Prof Andrew Smith, MRC Toxicology Unit, University of Leicester, and Royal Society of Chemistry’s Toxicology Group, said:

“This publication is in line with other reports suggesting that in pregnant experimental animals bisphenol A may influence the methylation of genes so controlling their action and leading to subtle differences in physiology of offspring.  The work is well organised but its findings emphasize the need for more fundamental research in this area.  Although administered by the authors at relatively low doses possibly compatible with human experience, there are important issues of the degree of exposure to bisphenol A versus the direction of methylation and behavioural/brain changes.   These must be confirmed, clarified and mechanisms resolved before any extrapolation can be made to the human context especially in relation to mental and cognitive disorders.  Indeed, it is unclear how understanding consequences of low bisphenol A exposure fit in the landscape of human exposure to other chemicals.”

 

Prof Richard Sharpe, Research Group Leader/Professor, MRC Centre for Reproductive Health, University of Edinburgh, said:

“This study shows that exposure of pregnant mice to bisphenol A can cause changes in gene expression/function in the brains of offspring after birth and also lead to changes in certain aspects of behaviour. In general the study is well conducted and uses a route of exposure that is human relevant (>95% of our bisphenol A exposure is via our diet), although the method of results analysis is not the most reliable.

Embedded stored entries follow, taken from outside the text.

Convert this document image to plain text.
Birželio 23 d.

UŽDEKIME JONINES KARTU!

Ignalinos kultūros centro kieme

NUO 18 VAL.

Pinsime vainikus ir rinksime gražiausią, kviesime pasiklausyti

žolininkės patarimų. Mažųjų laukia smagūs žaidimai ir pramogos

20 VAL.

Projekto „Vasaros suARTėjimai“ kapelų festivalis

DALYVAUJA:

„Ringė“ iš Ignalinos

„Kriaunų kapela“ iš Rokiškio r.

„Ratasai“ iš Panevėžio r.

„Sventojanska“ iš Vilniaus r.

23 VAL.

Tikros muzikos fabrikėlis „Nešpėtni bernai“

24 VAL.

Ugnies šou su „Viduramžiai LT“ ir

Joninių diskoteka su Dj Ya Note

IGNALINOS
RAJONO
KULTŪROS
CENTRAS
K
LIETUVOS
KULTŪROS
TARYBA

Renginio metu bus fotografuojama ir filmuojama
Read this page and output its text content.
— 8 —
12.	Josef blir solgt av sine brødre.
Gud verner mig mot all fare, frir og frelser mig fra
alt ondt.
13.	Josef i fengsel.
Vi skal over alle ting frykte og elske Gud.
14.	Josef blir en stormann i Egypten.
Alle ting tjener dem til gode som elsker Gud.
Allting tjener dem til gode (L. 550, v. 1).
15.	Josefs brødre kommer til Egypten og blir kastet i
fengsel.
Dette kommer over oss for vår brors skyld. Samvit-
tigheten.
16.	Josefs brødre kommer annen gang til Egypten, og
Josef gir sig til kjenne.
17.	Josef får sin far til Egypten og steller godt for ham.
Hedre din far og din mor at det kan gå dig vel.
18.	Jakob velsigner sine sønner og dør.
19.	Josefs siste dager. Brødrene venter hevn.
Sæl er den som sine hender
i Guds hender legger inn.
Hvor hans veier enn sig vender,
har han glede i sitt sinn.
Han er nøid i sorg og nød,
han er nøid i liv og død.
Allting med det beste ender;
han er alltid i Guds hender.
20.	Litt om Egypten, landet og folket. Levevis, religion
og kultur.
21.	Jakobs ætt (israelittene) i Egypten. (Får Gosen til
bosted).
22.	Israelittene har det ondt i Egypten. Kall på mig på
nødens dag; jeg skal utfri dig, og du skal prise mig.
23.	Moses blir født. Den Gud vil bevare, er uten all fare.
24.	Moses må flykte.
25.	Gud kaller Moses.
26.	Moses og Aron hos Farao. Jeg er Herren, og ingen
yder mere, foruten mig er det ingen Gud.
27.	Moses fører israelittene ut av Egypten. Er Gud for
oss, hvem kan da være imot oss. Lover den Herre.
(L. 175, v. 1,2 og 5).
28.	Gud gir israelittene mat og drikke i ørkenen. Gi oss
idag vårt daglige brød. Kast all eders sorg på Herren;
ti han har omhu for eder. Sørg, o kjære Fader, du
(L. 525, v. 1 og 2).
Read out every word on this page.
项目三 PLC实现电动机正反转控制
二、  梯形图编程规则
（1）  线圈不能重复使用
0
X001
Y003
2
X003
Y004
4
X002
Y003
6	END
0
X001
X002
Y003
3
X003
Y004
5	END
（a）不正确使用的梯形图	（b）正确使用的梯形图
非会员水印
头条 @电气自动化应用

“Whilst these findings raise the possibility that comparable effects of bisphenol A could occur in humans, several factors suggest this is unlikely. First, the lowest dose use is still 10-20 times higher than normal human bisphenol A exposure. Second, the endpoints measured showed huge between-animal variation and considering that there were low numbers per group for some endpoints, the likelihood of false positive results is high, and no information on reproducibility of the results is provided (i.e. if the experiment was repeated would the same changes be detected).  Third, if the effects described work through an oestrogen mechanism, they are unlikely to be human relevant because pregnancy levels of oestrogens in humans are far higher than in mice and would swamp any weak oestrogenic effects of bisphenol A.”

 

Prof Tamara Galloway, Professor of Ecotoxicology, University of Exeter, said:

“The doses of BPA in the study are in an appropriate concentration range, spanning the suggested recommended tolerable limit for BSA in humans of 50 micrograms/kg body weight/day. As the authors quite rightly point out, there are differences in metabolism of BPA between humans and rodents, and they have taken account of this as far as they can in their planning. The doses have been administered orally, which is in line with current thinking on appropriate route of exposure. Earlier experiments by other groups have been criticised for administering BPA intravenously, which would bypass normal routes of metabolism in the gut.

“The non-monotonic dose response curves that the authors have obtained for many of the measured endpoints have also been reported by many other researchers, including ourselves, in both in vivo human population studies and in vitro laboratory experiments. I agree with their conclusion that environmentally relevant doses of BPA may induce very different effects dependent on the level of exposure and support the view that appropriate risk assessment of BPA toxicity should consider multiple low dose exposures.”

 

‘Sex-specific epigenetic disruption and behavioral changes following low-dose in utero bisphenol A exposure’ by Kundakovic et al., published in PNAS.